El salario del miedo

Apenas llevamos cincuenta días de un nuevo año y no dejamos de preocuparnos por la distribución que el foodservice necesita en España, lema, por otra parte, de las VI Jornadas Internacionales de Restauración, que se celebrarán el 21 de mayo, en Madrid, en el marco de EXPO Foodservice.

Además, en este número, figura una entrevista inédita y exclusiva con el portavoz de Adiscat y Fedishoreca, asociaciones cuyos programas fundacionales, seguro también, nos ayudarán a dedicarle tiempo a reflexionar sobre la función de esta distribución en hostelería. Porque, dada su peculiaridad, la yuxtaposición de figuras profesionales en torno a la comercialización de bienes y servicios, más concretamente y como gusta oír,“desde los proveedores de los proveedores, hasta los clientes de los clientes”, es un compendio de complicaciones (por no decir despropósitos) con las consecuentes aportaciones negativas a rigideces estructurales y tensiones inflacionistas.

El objetivo de todos los protagonistas de este asunto es asociar progreso tecnológico con la experiencia de la fuerza de venta.
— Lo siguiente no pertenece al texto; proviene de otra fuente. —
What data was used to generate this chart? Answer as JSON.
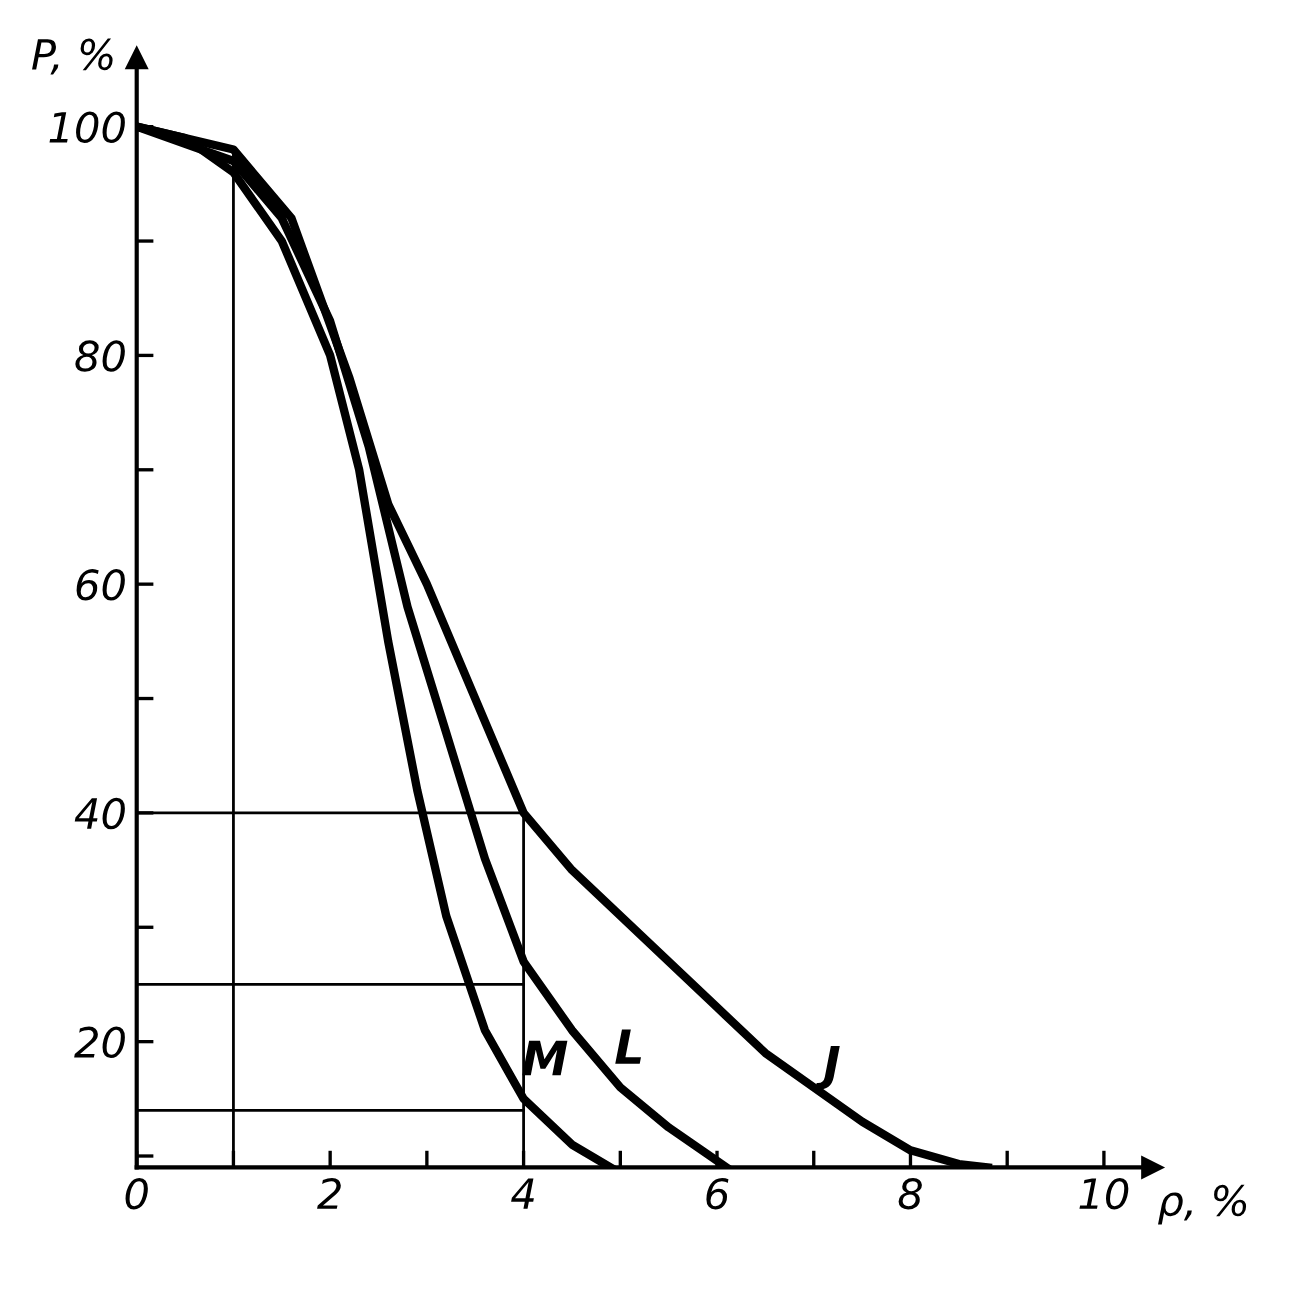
{
  "chart_data": {
    "type": "line",
    "xlabel": "ρ, %",
    "ylabel": "P, %",
    "xlim": [
      0,
      10.5
    ],
    "ylim": [
      9,
      106
    ],
    "xticks": [
      0,
      {
        "value": 1,
        "label": null
      },
      2,
      {
        "value": 3,
        "label": null
      },
      4,
      {
        "value": 5,
        "label": null
      },
      6,
      {
        "value": 7,
        "label": null
      },
      8,
      {
        "value": 9,
        "label": null
      },
      10
    ],
    "yticks": [
      {
        "value": 10,
        "label": null
      },
      20,
      {
        "value": 30,
        "label": null
      },
      40,
      {
        "value": 50,
        "label": null
      },
      60,
      {
        "value": 70,
        "label": null
      },
      80,
      {
        "value": 90,
        "label": null
      },
      100
    ],
    "grid": false,
    "legend": false,
    "marker": "none",
    "line_style": "solid",
    "series": [
      {
        "name": "M",
        "color": "#000000",
        "x": [
          0,
          0.5,
          1,
          1.5,
          2,
          2.3,
          2.6,
          2.9,
          3.2,
          3.6,
          4,
          4.5,
          4.9
        ],
        "values": [
          100,
          99,
          96,
          90,
          80,
          70,
          55,
          42,
          31,
          21,
          15,
          11,
          9
        ]
      },
      {
        "name": "L",
        "color": "#000000",
        "x": [
          0,
          1,
          1.5,
          2,
          2.4,
          2.8,
          3.2,
          3.6,
          4,
          4.5,
          5,
          5.5,
          6.1
        ],
        "values": [
          100,
          97,
          92,
          83,
          72,
          58,
          47,
          36,
          27,
          21,
          16,
          12.5,
          9
        ]
      },
      {
        "name": "J",
        "color": "#000000",
        "x": [
          0,
          1,
          1.6,
          2.2,
          2.6,
          3,
          3.5,
          4,
          4.5,
          5,
          5.5,
          6,
          6.5,
          7,
          7.5,
          8,
          8.5,
          8.8
        ],
        "values": [
          100,
          98,
          92,
          78,
          67,
          60,
          50,
          40,
          35,
          31,
          27,
          23,
          19,
          16,
          13,
          10.5,
          9.3,
          9
        ]
      }
    ],
    "ref_lines": [
      {
        "axis": "x",
        "value": 1,
        "color": "#000000"
      },
      {
        "axis": "x",
        "value": 4,
        "color": "#000000"
      },
      {
        "axis": "y",
        "value": 40,
        "color": "#000000"
      },
      {
        "axis": "y",
        "value": 25,
        "color": "#000000"
      },
      {
        "axis": "y",
        "value": 14,
        "color": "#000000"
      }
    ]
  }
}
El papel, que todo lo aguanta, lo traduciría como la comunión entre un sofisticado software de gestión y el gran activo que supone la experimentada fuerza de venta en la calle; patrulla de consejeros en foodservice, me atrevería a decir. Y a ciencia cierta que se persigue esa mezcla, pese a que, en ocasiones, hayamos sido testigos también de quien ha antepuesto oportunidades de mercado, a la voluntad estratégica de hacerse con el mismo.

Regularidad y fiabilidad
En el fondo, tanto distribuidores como operadores logísticos, sean generalistas como especialistas, con mayor o menor grado de oferta y prestación de servicios, deben aspirar a entregar un pedido ordenado de forma completa, conforme, en lugar, día, hora indicada, en las condiciones exigidas, a su temperatura, asegurando la trazabilidad del pedido y la seguridad alimentaría, de modo que el servicio prestado asegure regularidad y fiabilidad.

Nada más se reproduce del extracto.